Sabo hanya terdiam memandang sedih sahabat kecilnya itu.

"Ada apa?" tanya ace.

"Tidak ada. Kau ingin jadian dengannya?" andai ace tahu bahwa pertanyaan itu sangat menyakitkan bagi pemuda itu. Karna ia tahu jawabannya.

"hehehehe... Iya."

Flash back end...

.

Ace memukul stir mobilnya kesal. Kedua telapak tangannya menutupi wajah sedihnya. Perasaan yang campur aduk. Ia memang suka dengan vivi, tapi ia mencintai sabo. Salah? Memang salah! Tapi mau bagaimana? Perasaan tak bisa dilarang atau di paksakan.

"Maafkan karena keegoisan ku. Kau pergi meninggalkan ku. Di saat aku benar-benar yakin akan perasaan ku. Kenapa kau tak pernah kembali? Mana janji mu sabo?" ace menatap birunya sang langit.

.

Flash back...

Sabo memandang jauh ace yang tengah asyik berbicara dengan vivi. Ia sakit. Ia cemburu. Ia menyukai ace. Tapi kenapa mereka harus terlahir dengan gender yang sama? Mungkin jika mereka berbeda ace tidak akan menjadi temannya. Ia akan mengatakannya pada ace tentang perasaannya.

'katakanlah sebelum semuanya terlambat! Jangan sampai kau menyesalinya sabo-kun. Tapi kau juga harus kuatkan dirimu untuk menerima keputusan ace-san. Aku mendukung mu!'

Sabo teringat akan usul koala, teman sekelasnya yang ia anggap sebagai kakak sendiri. Sabo harus mengatakannya. Apapun yang terjadi.

"ace."

Sabo memanggil pelan si sahabat.

"sabo? Ada apa?" ace merangkulnya. Seperti biasa.

"ada yang ingin ku katakan padamu."

"katakan saja."

"tapi ku mohon padamu. Jangan menjauhi ku setelah ini. Beranjilah. Meski sangat menjijikkan bagi mu."

"iya. Aku berjanji."

Di depan sungai tempai bermain mereka sedari kecil, sabo mengungkapkan semuanya.

"Aku menyukai mu."

"heee?" ace cengo.

"Aku menyukai mu lebih dari seorang sahabat. Aku tak butuh jawaban. Karna aku tahu jawaban mu. Tapi tolong hargai aku."

Ace hanya diam.

"Maksudmu kau suka pada ku seperti sepasang kekasih?"

"iya."

Ace kembali diam.

"lupakan saja. Lelucon mu garing. Aku mau pulang."

"ace.."

"aku takkan menjauhi mu. Dan aku tidak akan pernah mengingat hal ini lagi. Lupakan saja tentang hari ini. Dan kita tetap seperti biasanya." Tega sekali kau ace mengatakan hal semenyakitkan itu.
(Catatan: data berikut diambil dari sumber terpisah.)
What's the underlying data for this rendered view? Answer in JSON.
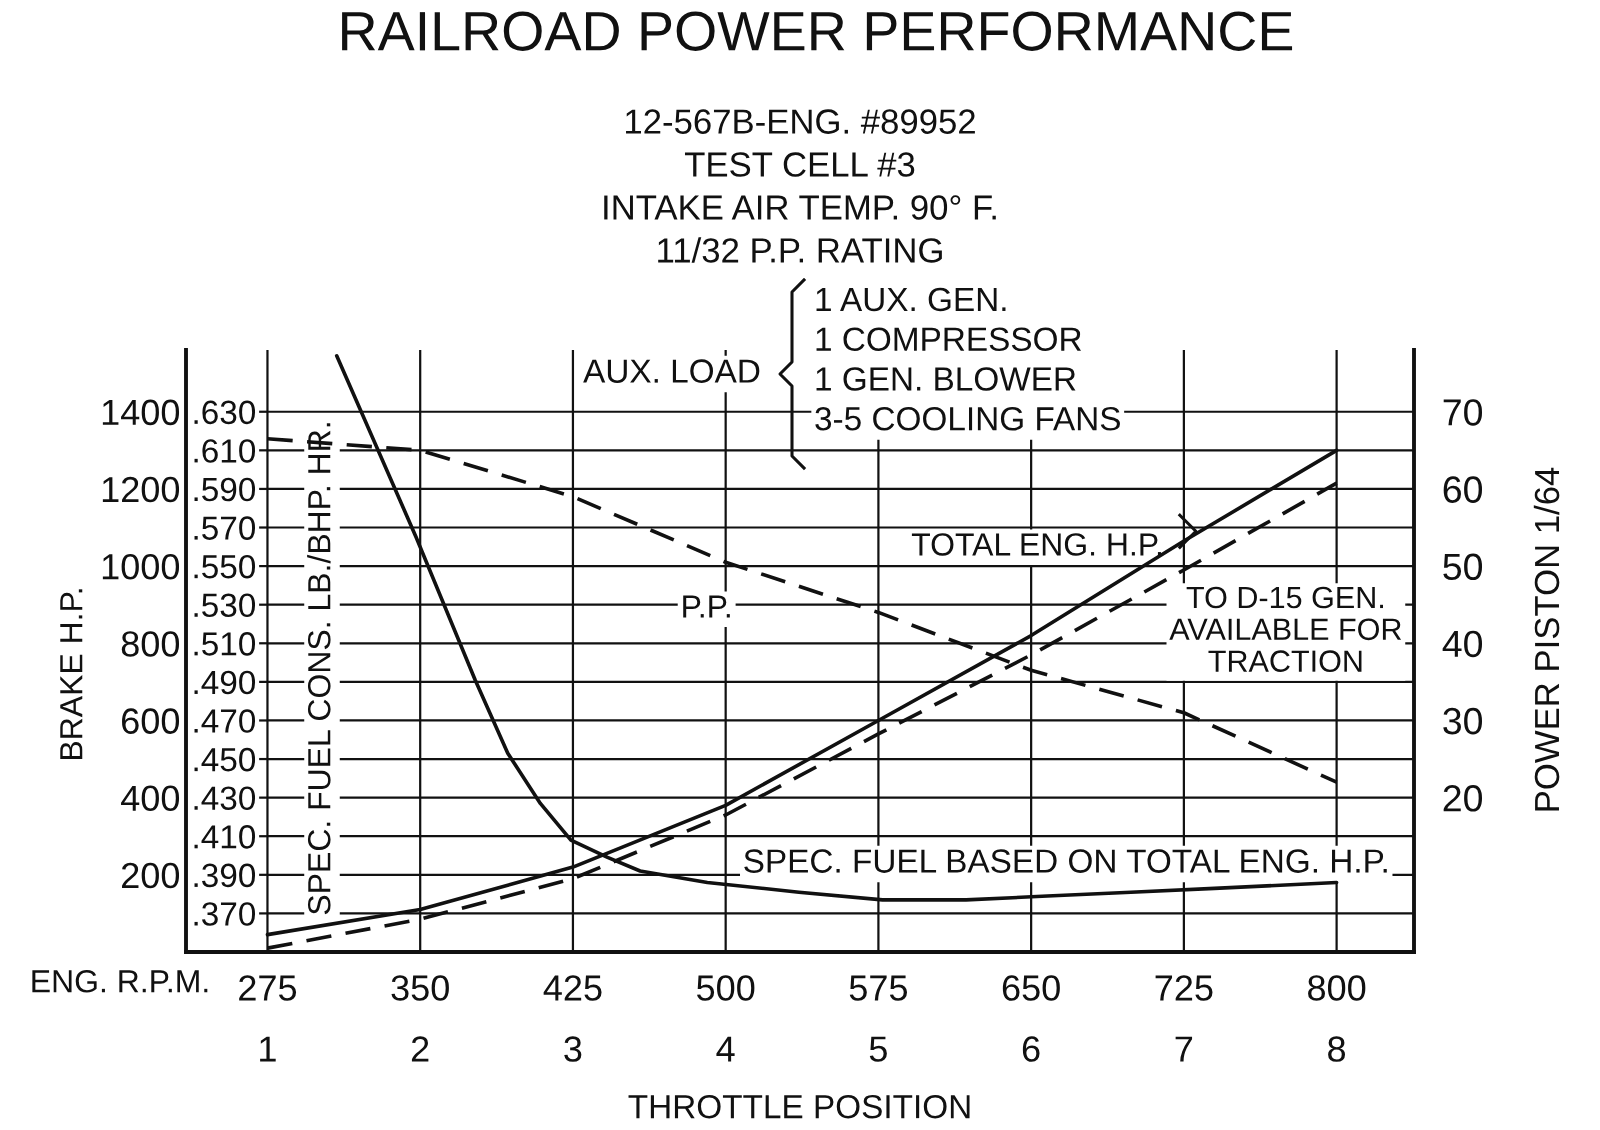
{
  "chart_data": {
    "type": "line",
    "title": "RAILROAD POWER PERFORMANCE",
    "subtitle": "12-567B-ENG. #89952\nTEST CELL #3\nINTAKE AIR TEMP. 90° F.\n11/32 P.P. RATING",
    "xlabel": "ENG. R.P.M.",
    "x2label": "THROTTLE POSITION",
    "ylabel": "BRAKE H.P.",
    "y2label": "SPEC. FUEL CONS. LB./BHP. HR.",
    "y3label": "POWER PISTON 1/64",
    "x": [
      275,
      350,
      425,
      500,
      575,
      650,
      725,
      800
    ],
    "xlim": [
      235,
      838
    ],
    "xticks": [
      275,
      350,
      425,
      500,
      575,
      650,
      725,
      800
    ],
    "x2lim": [
      0.467,
      8.507
    ],
    "x2ticks": [
      1,
      2,
      3,
      4,
      5,
      6,
      7,
      8
    ],
    "ylim": [
      0,
      1560
    ],
    "yticks": [
      200,
      400,
      600,
      800,
      1000,
      1200,
      1400
    ],
    "y2lim": [
      0.35,
      0.662
    ],
    "y2ticks": [
      {
        "value": 0.37,
        "label": ".370"
      },
      {
        "value": 0.39,
        "label": ".390"
      },
      {
        "value": 0.41,
        "label": ".410"
      },
      {
        "value": 0.43,
        "label": ".430"
      },
      {
        "value": 0.45,
        "label": ".450"
      },
      {
        "value": 0.47,
        "label": ".470"
      },
      {
        "value": 0.49,
        "label": ".490"
      },
      {
        "value": 0.51,
        "label": ".510"
      },
      {
        "value": 0.53,
        "label": ".530"
      },
      {
        "value": 0.55,
        "label": ".550"
      },
      {
        "value": 0.57,
        "label": ".570"
      },
      {
        "value": 0.59,
        "label": ".590"
      },
      {
        "value": 0.61,
        "label": ".610"
      },
      {
        "value": 0.63,
        "label": ".630"
      }
    ],
    "y3lim": [
      0,
      78
    ],
    "y3ticks": [
      20,
      30,
      40,
      50,
      60,
      70
    ],
    "grid": true,
    "series": [
      {
        "name": "TOTAL ENG. H.P.",
        "color": "#111111",
        "line_style": "solid",
        "values": [
          45,
          110,
          220,
          380,
          600,
          820,
          1065,
          1300
        ]
      },
      {
        "name": "TO D-15 GEN.\nAVAILABLE FOR\nTRACTION",
        "color": "#111111",
        "line_style": "dashed",
        "values": [
          10,
          85,
          190,
          355,
          565,
          770,
          990,
          1215
        ]
      },
      {
        "name": "P.P.",
        "color": "#111111",
        "line_style": "dashed",
        "axis": "y3",
        "values": [
          66.5,
          65,
          59,
          50.5,
          44,
          36.5,
          31,
          22
        ]
      },
      {
        "name": "SPEC. FUEL BASED ON TOTAL ENG. H.P.",
        "color": "#111111",
        "line_style": "solid",
        "axis": "y2",
        "x": [
          309,
          348,
          377,
          393,
          409,
          424,
          442,
          458,
          491,
          536,
          577,
          618,
          658,
          699,
          740,
          800
        ],
        "values": [
          0.659,
          0.565,
          0.491,
          0.453,
          0.427,
          0.408,
          0.399,
          0.392,
          0.386,
          0.381,
          0.377,
          0.377,
          0.379,
          0.381,
          0.383,
          0.386
        ]
      }
    ],
    "annotations": [
      "AUX. LOAD",
      "1 AUX. GEN.\n1 COMPRESSOR\n1 GEN. BLOWER\n3-5 COOLING FANS"
    ]
  }
}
Sabo tampak lega sekaligus menyesakkan. Tapi ia merasa beruntung bisa mengungkapkan isi hatinya meski ia tahu sangat menyakitkan. Karna ia mencintai orang yang salah. Tapis setidaknya ia hanya ingin ace tahu bahwa ia sangat menyukai pemuda gol itu.

Keesokan harinya adalah dimana semuanya terjadi. Menjadi penyesalan dan putusnya hubungan antar kedua sahabat itu. Didepan para siswa di kantin, ace menembak vivi. Tepat di barisan paling depan sabo berdiri dan menjatuhkan buku tebal yang ia bawa dari perpustakaan.
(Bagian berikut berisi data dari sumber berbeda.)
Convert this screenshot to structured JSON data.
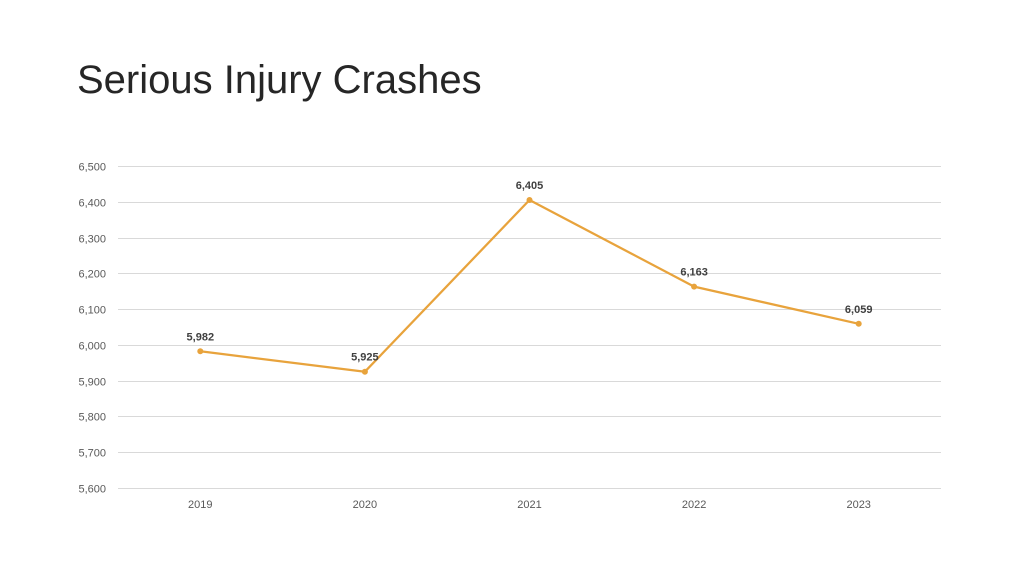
{
  "slide": {
    "title": "Serious Injury Crashes"
  },
  "colors": {
    "series_line": "#e8a33c",
    "gridline": "#d9d9d9",
    "title_text": "#262626",
    "tick_text": "#595959"
  },
  "chart_data": {
    "type": "line",
    "title": "",
    "xlabel": "",
    "ylabel": "",
    "categories": [
      "2019",
      "2020",
      "2021",
      "2022",
      "2023"
    ],
    "series": [
      {
        "values": [
          5982,
          5925,
          6405,
          6163,
          6059
        ],
        "data_labels": [
          "5,982",
          "5,925",
          "6,405",
          "6,163",
          "6,059"
        ],
        "color": "#e8a33c",
        "markers": true
      }
    ],
    "ylim": [
      5600,
      6500
    ],
    "y_ticks": [
      5600,
      5700,
      5800,
      5900,
      6000,
      6100,
      6200,
      6300,
      6400,
      6500
    ],
    "y_tick_labels": [
      "5,600",
      "5,700",
      "5,800",
      "5,900",
      "6,000",
      "6,100",
      "6,200",
      "6,300",
      "6,400",
      "6,500"
    ],
    "grid": true,
    "legend": "none"
  }
}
"maukah kau jadi pacar ku, vivi?"

"terima... Terima... Terimaa..." sorakan para siswa mengisi seluruh kantin. Ada juga yang pingsan. Baik pihak siswa maupun siswi. Bagaimana pun juga ace dan vivi adalah idola sekolah.
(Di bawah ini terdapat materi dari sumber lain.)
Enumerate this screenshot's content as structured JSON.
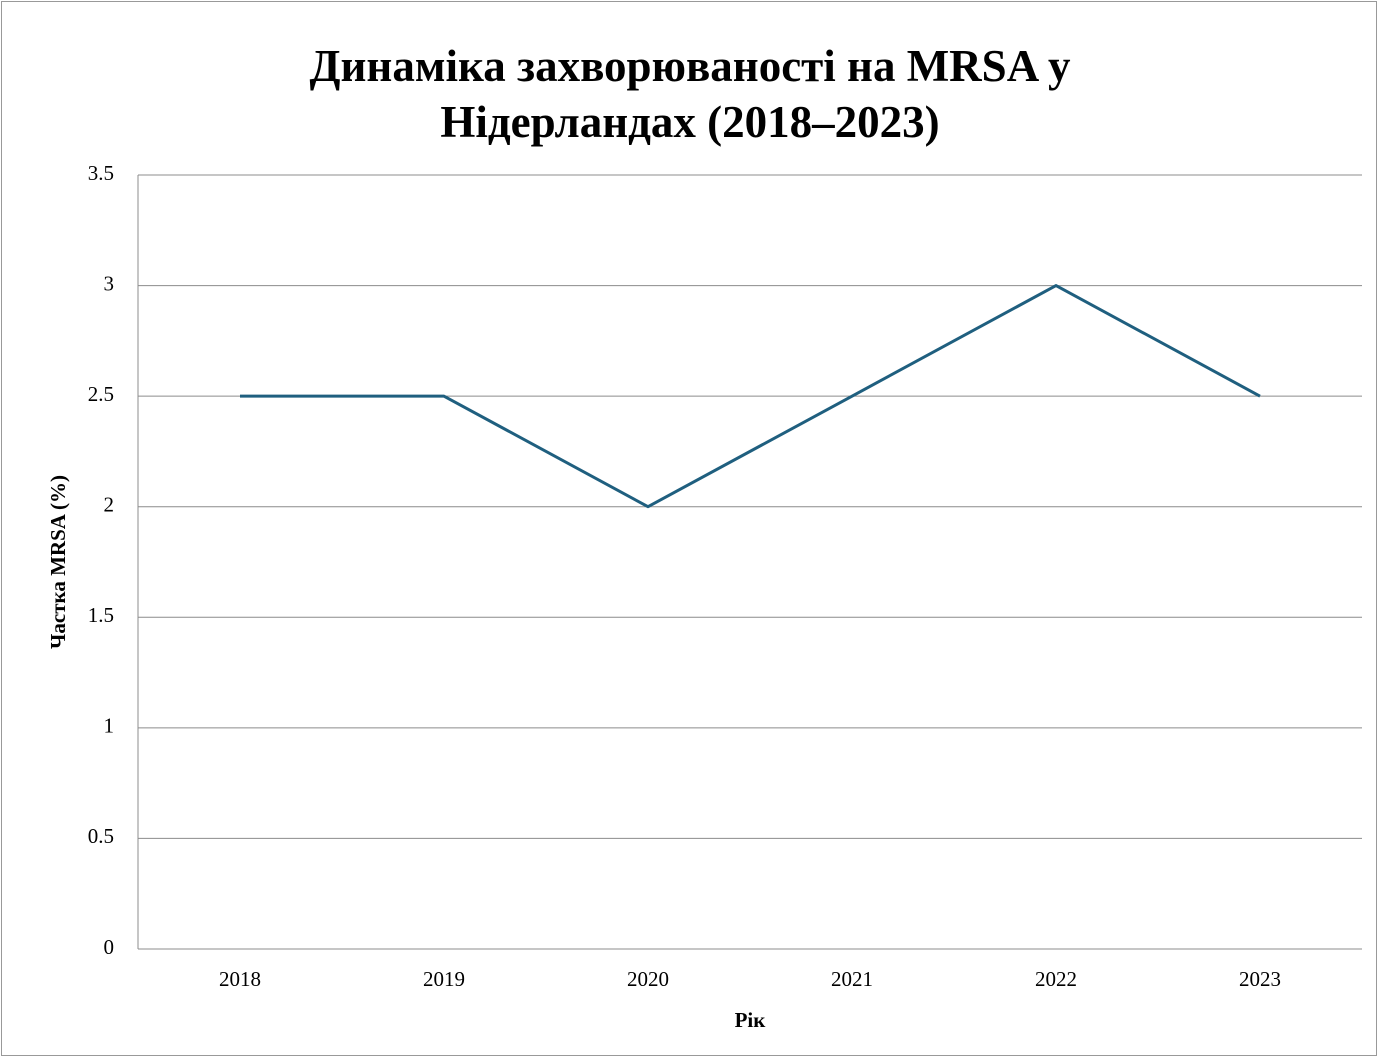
{
  "chart_data": {
    "type": "line",
    "title": "Динаміка захворюваності на MRSA у Нідерландах (2018–2023)",
    "x_label": "Рік",
    "y_label": "Частка MRSA (%)",
    "categories": [
      "2018",
      "2019",
      "2020",
      "2021",
      "2022",
      "2023"
    ],
    "series": [
      {
        "name": "MRSA",
        "color": "#1f5f7f",
        "values": [
          2.5,
          2.5,
          2.0,
          2.5,
          3.0,
          2.5
        ]
      }
    ],
    "ylim": [
      0,
      3.5
    ],
    "yticks": [
      0,
      0.5,
      1,
      1.5,
      2,
      2.5,
      3,
      3.5
    ],
    "grid": true,
    "legend": false
  }
}
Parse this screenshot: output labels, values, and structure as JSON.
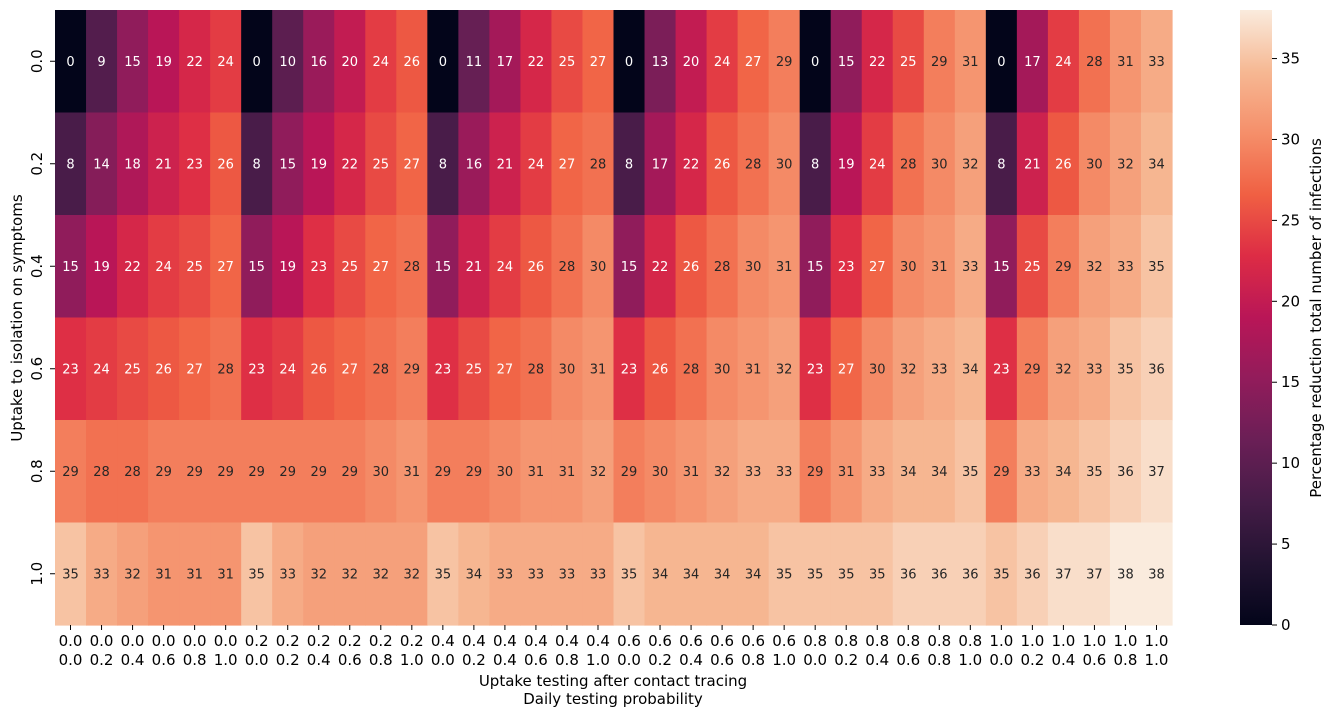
{
  "chart_data": {
    "type": "heatmap",
    "xlabel": "Uptake testing after contact tracing",
    "xlabel2": "Daily testing probability",
    "ylabel": "Uptake to isolation on symptoms",
    "colorbar_label": "Percentage reduction total number of infections",
    "colorbar_ticks": [
      "0",
      "5",
      "10",
      "15",
      "20",
      "25",
      "30",
      "35"
    ],
    "vmin": 0,
    "vmax": 38,
    "y_categories": [
      "0.0",
      "0.2",
      "0.4",
      "0.6",
      "0.8",
      "1.0"
    ],
    "x_categories_top": [
      "0.0",
      "0.0",
      "0.0",
      "0.0",
      "0.0",
      "0.0",
      "0.2",
      "0.2",
      "0.2",
      "0.2",
      "0.2",
      "0.2",
      "0.4",
      "0.4",
      "0.4",
      "0.4",
      "0.4",
      "0.4",
      "0.6",
      "0.6",
      "0.6",
      "0.6",
      "0.6",
      "0.6",
      "0.8",
      "0.8",
      "0.8",
      "0.8",
      "0.8",
      "0.8",
      "1.0",
      "1.0",
      "1.0",
      "1.0",
      "1.0",
      "1.0"
    ],
    "x_categories_bottom": [
      "0.0",
      "0.2",
      "0.4",
      "0.6",
      "0.8",
      "1.0",
      "0.0",
      "0.2",
      "0.4",
      "0.6",
      "0.8",
      "1.0",
      "0.0",
      "0.2",
      "0.4",
      "0.6",
      "0.8",
      "1.0",
      "0.0",
      "0.2",
      "0.4",
      "0.6",
      "0.8",
      "1.0",
      "0.0",
      "0.2",
      "0.4",
      "0.6",
      "0.8",
      "1.0",
      "0.0",
      "0.2",
      "0.4",
      "0.6",
      "0.8",
      "1.0"
    ],
    "values": [
      [
        0,
        9,
        15,
        19,
        22,
        24,
        0,
        10,
        16,
        20,
        24,
        26,
        0,
        11,
        17,
        22,
        25,
        27,
        0,
        13,
        20,
        24,
        27,
        29,
        0,
        15,
        22,
        25,
        29,
        31,
        0,
        17,
        24,
        28,
        31,
        33
      ],
      [
        8,
        14,
        18,
        21,
        23,
        26,
        8,
        15,
        19,
        22,
        25,
        27,
        8,
        16,
        21,
        24,
        27,
        28,
        8,
        17,
        22,
        26,
        28,
        30,
        8,
        19,
        24,
        28,
        30,
        32,
        8,
        21,
        26,
        30,
        32,
        34
      ],
      [
        15,
        19,
        22,
        24,
        25,
        27,
        15,
        19,
        23,
        25,
        27,
        28,
        15,
        21,
        24,
        26,
        28,
        30,
        15,
        22,
        26,
        28,
        30,
        31,
        15,
        23,
        27,
        30,
        31,
        33,
        15,
        25,
        29,
        32,
        33,
        35
      ],
      [
        23,
        24,
        25,
        26,
        27,
        28,
        23,
        24,
        26,
        27,
        28,
        29,
        23,
        25,
        27,
        28,
        30,
        31,
        23,
        26,
        28,
        30,
        31,
        32,
        23,
        27,
        30,
        32,
        33,
        34,
        23,
        29,
        32,
        33,
        35,
        36
      ],
      [
        29,
        28,
        28,
        29,
        29,
        29,
        29,
        29,
        29,
        29,
        30,
        31,
        29,
        29,
        30,
        31,
        31,
        32,
        29,
        30,
        31,
        32,
        33,
        33,
        29,
        31,
        33,
        34,
        34,
        35,
        29,
        33,
        34,
        35,
        36,
        37
      ],
      [
        35,
        33,
        32,
        31,
        31,
        31,
        35,
        33,
        32,
        32,
        32,
        32,
        35,
        34,
        33,
        33,
        33,
        33,
        35,
        34,
        34,
        34,
        34,
        35,
        35,
        35,
        35,
        36,
        36,
        36,
        35,
        36,
        37,
        37,
        38,
        38
      ]
    ]
  }
}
"Iya. Aku terima ace-san."

Hari dimana hancurnya hati sabo dan ia berusaha tersenyum tegar dan bertepuk tangan.

Ace sengaja menjauhi sabo karna ia canggung setelah acara penembakan sabo padanya. Ia bingung. Ia selalu berdebar saat bersama sabo. Ia tidak mau kehilangan pemuda itu barang sedetik. Apa ia juga cinta pada pemuda itu? Ia tidak tahu.

"Ace!" suara itu! Suara yang sudah familiar baginya. Sabo!

"tunggu ace. Aku ingin mengajak mu makan." Sabo belum menyerah dan terus mengejar ace.

"Vivi!" ace kebetulan sekali melihat vivi.

"ace-san? Dari mana?"

"dari ruangan kepala sekolah. Mau ku temani kau pergi, tuan putri?" ace sok romantis.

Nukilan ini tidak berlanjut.